Cette biographie s'inspire des extraits du Journal de Julius Bissier et d'ouvrages consacrés à l'artiste, en particulier ceux de Werner Schmalenbach, André Kuenzi et Marie-France Poiret.
C'est en 1893, dans une petite ville de Haute Rhénanie, Fribourg-en-Brisgau, que naît Julius Bissier. Ses parents sont d'origine modeste. Malheureusement, son père meurt alors qu'il n'a que 14 ans.
Il poursuit ses études au gymnase de Fribourg-en-Brisgau. À l'Université de cette ville il entreprend des études d'histoire de l'art qui seront assez brèves avant de s'inscrire à l'École des Beaux-Arts de Karlsruhe. Nous sommes alors dans les années 1913-1914, juste avant que n'éclate la guerre de 1914.
Déclaré inapte au service, Bissier est versé au service du bureau de censure, où il restera jusqu'en 1917. Ces premières peintures datent de cette époque. Il en détruira un certain nombre estimant qu'elles ne méritaient pas d'être gardées. Il s'agissait principalement de paysages et de sujets religieux...
1919 est une année importante dans sa vie, puisqu'il verra, chez un commerçant de Fribourg-en-Brisgau, ses premières œuvres exposées en vitrine et appréciées des passants. Par ailleurs, il fait la connaissance de Ernst Grosse qui est sinologue. C'est lui qui l'initiera à la pensée et aux arts de l'Extrême-Orient. Cette rencontre est vraiment capitale. Cette amitié durera jusqu'en 1927, année de la mort du sinologue.
1920, première exposition personnelle à Fribourg-en-Brisgau : beau et franc succès. Il se marie en 1922 avec Lisbeth Hofschneider, rencontrée deux ans plus tôt. Il a 29 ans.
L'année 1923 voit sa participation à une exposition au Kunsthaus de Zurich où il présente seize toiles. Toiles qu'il va détruire à la hache (!) à leur retour. En effet Julius Bissier est en proie à une première et profonde dépression. (Des angoisses et des peurs qui le poursuivront sa vie durant...) Il s'éloigne désormais des paysages et des sujets religieux pour rejoindre un monde « plus intérieur ». Il veut faire une peinture qui lui ressemble davantage, car il a l'impression d'être dans une impasse.
Naissance sa fille Dorothée en 1926 et de son fils en 1928.
En 1929, il découvre les premières peintures de Picasso, Klee, Léger... Le monde de l'abstraction vient à lui par l'intermédiaire du peintre Baumeister.

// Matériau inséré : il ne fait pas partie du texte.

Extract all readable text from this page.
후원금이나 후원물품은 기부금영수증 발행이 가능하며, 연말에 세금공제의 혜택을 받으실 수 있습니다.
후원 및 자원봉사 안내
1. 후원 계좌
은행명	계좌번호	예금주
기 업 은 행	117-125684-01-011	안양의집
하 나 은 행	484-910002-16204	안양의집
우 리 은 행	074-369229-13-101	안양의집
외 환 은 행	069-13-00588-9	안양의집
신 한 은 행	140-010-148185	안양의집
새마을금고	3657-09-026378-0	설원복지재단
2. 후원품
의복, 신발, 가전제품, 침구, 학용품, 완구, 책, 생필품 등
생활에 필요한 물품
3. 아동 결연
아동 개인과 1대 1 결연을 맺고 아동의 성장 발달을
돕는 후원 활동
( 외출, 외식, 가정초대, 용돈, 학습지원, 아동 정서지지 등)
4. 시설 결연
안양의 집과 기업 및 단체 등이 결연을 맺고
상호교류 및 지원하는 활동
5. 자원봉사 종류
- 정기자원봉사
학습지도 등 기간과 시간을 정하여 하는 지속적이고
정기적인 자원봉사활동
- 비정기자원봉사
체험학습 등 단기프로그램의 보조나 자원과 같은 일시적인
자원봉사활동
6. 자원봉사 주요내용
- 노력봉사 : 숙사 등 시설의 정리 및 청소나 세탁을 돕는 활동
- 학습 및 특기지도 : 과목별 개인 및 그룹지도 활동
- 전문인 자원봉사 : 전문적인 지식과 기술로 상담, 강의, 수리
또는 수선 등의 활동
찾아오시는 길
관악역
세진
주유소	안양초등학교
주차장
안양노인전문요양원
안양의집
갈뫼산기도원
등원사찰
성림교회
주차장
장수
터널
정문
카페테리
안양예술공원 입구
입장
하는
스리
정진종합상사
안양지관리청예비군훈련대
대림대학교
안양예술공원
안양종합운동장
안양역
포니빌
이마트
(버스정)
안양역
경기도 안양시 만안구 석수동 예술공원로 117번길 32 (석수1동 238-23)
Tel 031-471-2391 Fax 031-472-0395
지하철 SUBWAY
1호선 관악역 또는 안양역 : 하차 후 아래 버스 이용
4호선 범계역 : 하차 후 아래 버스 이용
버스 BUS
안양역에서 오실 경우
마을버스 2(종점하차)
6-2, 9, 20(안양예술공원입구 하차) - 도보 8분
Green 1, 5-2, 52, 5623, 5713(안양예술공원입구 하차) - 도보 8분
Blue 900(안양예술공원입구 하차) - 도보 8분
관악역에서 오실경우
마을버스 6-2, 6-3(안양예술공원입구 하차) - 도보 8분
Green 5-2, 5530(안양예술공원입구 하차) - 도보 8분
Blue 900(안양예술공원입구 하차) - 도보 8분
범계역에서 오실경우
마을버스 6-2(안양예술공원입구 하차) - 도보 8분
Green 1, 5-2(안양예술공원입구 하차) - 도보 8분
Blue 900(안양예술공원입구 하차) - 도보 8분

Jusqu'en 1933 il enseigne à l'Université de Fribourg-en-Brisgau.
Rencontre essentielle à Paris avec Constantin Brancusi en 1930. Il prend la décision d'arrêter la peinture pour se consacrer exclusivement à des encres de Chine abstraites dont le développement se poursuivra jusqu'à sa mort.
Encore une rencontre importante, celle du peintre Osckar Schlemmer. Une profonde affinité unira ses deux artistes jusqu'à la mort de ce dernier en 1943. Important échange de lettres.
Deux événements terribles assombrissent cette année 1934, le premier, celui de la mort de son fils qui va périr dans l'incendie de l'atelier de Julius, incendie qui verra aussi disparaître presque toute son œuvre... Le second est la montée du nazisme. Il est alors considéré comme faisant partie de ces peintres dits de « l'art dégénéré »... Il n'a plus d'atelier pour travailler, il se sent traqué, il vit replié sur lui-même. Il passe des heures à jouer au violoncelle et ses nuits à tenter de peindre. Heureusement, l'atelier de tissage de sa femme leur permet de vivre et il assure la comptabilité de la petite entreprise familiale.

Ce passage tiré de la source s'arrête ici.